The opening maelstrom of “Vestals of Descending Light” – fifty seconds of whirling riffs and chattering drums – quickly demonstrates that this new line-up are as tight and as vicious as ever, however, before making way for the macabre melodic grandeur and grimly infectious guitar work of “Arousing Wombs in Nine Angles Pleroma”, which sees Perversifier and his fellow axe-man A. K. playing cruel games with dissonance and harmony as they work their way through a series of chunky, chugging riffs and scalding tremolo runs.

“Gospel of the Void” is as brutally catchy and gruesomely groovy as anything the band have recorded so far, marrying the primal appeal of classic Watain to a touch of Deathspell Omega’s disharmonic disregard for convention, while the weirdly hypnotic strains of “Beati Estis Cum Maledixerint Vobis” mix and match savage, scorched-earth blastbeats and shamelessly showboating lead guitar work in unexpectedly effective fashion.

“Hypophanie” is an tense, doom-laden number which features some subtly intricate and interesting drumwork from new member Blastum, as well as some gorgeous clean guitar work at its climax, after which “Obstetrics of Devourment” and “Worms in the Divine Intestine” shift things back in a more traditional direction, all thickly coiled, serpentine riffs, lithe, slithering basslines, and wickedly melodic tremolo, with the latter in particular standing out as one of the visceral and virulent tracks on the entire disc.

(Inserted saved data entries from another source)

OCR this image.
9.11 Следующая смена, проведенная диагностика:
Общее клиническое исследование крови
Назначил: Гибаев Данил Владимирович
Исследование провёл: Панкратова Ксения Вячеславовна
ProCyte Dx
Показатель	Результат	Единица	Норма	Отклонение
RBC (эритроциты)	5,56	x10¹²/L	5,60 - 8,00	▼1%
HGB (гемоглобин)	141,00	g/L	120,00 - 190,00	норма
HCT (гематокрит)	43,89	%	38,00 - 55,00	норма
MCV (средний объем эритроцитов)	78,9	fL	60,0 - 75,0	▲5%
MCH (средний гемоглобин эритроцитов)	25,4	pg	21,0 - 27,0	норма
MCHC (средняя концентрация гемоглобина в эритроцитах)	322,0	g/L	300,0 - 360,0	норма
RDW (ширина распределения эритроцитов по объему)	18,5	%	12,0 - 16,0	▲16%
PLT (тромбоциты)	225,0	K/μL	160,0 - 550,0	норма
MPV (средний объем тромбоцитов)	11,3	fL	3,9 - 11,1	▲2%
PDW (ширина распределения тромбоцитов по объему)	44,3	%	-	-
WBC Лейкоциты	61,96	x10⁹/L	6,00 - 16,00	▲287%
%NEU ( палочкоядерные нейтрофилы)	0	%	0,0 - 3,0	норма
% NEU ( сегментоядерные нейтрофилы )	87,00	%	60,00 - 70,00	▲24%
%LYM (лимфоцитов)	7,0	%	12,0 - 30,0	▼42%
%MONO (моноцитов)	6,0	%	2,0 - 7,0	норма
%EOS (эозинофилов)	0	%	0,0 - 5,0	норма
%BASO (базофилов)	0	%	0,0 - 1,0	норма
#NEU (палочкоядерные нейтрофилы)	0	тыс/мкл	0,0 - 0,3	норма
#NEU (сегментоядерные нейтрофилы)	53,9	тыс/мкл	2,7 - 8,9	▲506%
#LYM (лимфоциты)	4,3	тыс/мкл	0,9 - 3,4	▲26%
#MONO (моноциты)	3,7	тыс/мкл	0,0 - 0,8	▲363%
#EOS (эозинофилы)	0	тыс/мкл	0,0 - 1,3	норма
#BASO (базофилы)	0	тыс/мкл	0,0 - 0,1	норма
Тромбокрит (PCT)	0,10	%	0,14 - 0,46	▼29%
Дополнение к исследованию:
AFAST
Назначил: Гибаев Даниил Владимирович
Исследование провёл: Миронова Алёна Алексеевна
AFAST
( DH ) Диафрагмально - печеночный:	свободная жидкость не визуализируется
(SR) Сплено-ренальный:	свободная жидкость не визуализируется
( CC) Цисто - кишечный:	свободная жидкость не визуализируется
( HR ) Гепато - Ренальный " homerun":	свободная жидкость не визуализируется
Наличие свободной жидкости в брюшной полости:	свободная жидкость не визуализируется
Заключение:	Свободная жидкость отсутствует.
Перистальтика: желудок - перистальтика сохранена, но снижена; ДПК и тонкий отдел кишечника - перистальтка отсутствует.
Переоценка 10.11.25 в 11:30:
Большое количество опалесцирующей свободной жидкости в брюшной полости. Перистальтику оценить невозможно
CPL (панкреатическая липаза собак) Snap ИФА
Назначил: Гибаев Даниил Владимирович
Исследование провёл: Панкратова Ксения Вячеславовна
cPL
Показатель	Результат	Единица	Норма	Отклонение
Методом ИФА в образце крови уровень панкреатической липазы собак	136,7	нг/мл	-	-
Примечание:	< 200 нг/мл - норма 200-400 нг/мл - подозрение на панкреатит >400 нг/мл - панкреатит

The ugly, undulating attack of “Abortion Light” (featuring a guest appearance from the acid-scarred vocal chords of MortuusMarduk, Funeral Mist) provides the listener with a wealth of suppurating grooves and manic blastbeats, before the album draws to a close with the anxiety-inducing strains of “Liminal Matter Corruption”, which drags them on an excruciating journey through the darkest depths of their own blackened hellscape.

 

 

 

 

 

 

 

OMEGAPHILIA – 2017

Despite the five year gap between releases, Omegaphilia is, if I’m not mistaken, the first Merrimack album to feature the exact same line-up as the one preceding it, which strongly suggests that the quintet must have bonded as a unit far more than any of their predecessors over the course of those intervening years.

Whether this is true or simply pure supposition, however, it’s impossible to deny how obscenely tight and focused the band sound on “Cauterizing Cosmos”, which, after a creepy, ritualistic opening, transitions into a darkly majestic march of mammoth chords and ringing melodies, and from this into a surging torrent of visceral blackened fury.

“The Falsified Sun” is a pummeling powerhouse of driving drums, howling vocals, and heart-stoppingly intense guitar work which pulls absolutely no punches… although “Apophatic Weaponry” hits just as hard and just as heavy by seamlessly juxtaposing apocalyptic blastery and slow-burning doomery over the course of six-and-a-half morbidly metallic minutes.

“Gutters of Pain” begins with a dreary procession of dark, haunting melody, before the dam finally bursts, unleashing a dizzying torrent of pitch-black punishment and sickening, suffocating grooves that lead the listener – eventually — into the cold embrace of the devastatingly dynamic “Sights in the Abysmal Lure” .

Phenomenal penultimate track, “Cesspool Coronation”, is seven-and-a-half minutes of groaning gloom, and glorious grimness, powered by the furious footwork and whiplash-inducing snare attack of drummer Blastum, interwoven with a series of chillingly effective lead melodies and snarling vocal utterances, which serves to showcase the band’s intriguing blending of orthodox intensity and unorthodox creativity, before the dread-soaked “At the Vanguard of Deception” – which begins as a truly berserk display of utter savagery and venom but which develops, over the course of nine nerve-wracking minutes, into something far more enigmatic and unconventional – hammers the final nail into the coffin in a sadistic display of crushing contempt and disgust.

https://merrimack.bandcamp.com/album/omegaphilia

 

  3 Responses to “THE SYNN REPORT, PART 86: MERRIMACK”

  1. I like the way this music sounds

  2. This is a great idea, to review the whole set of releases of a band at once. Nice review that documents the evolution of this band. Their last 2 albums were killer.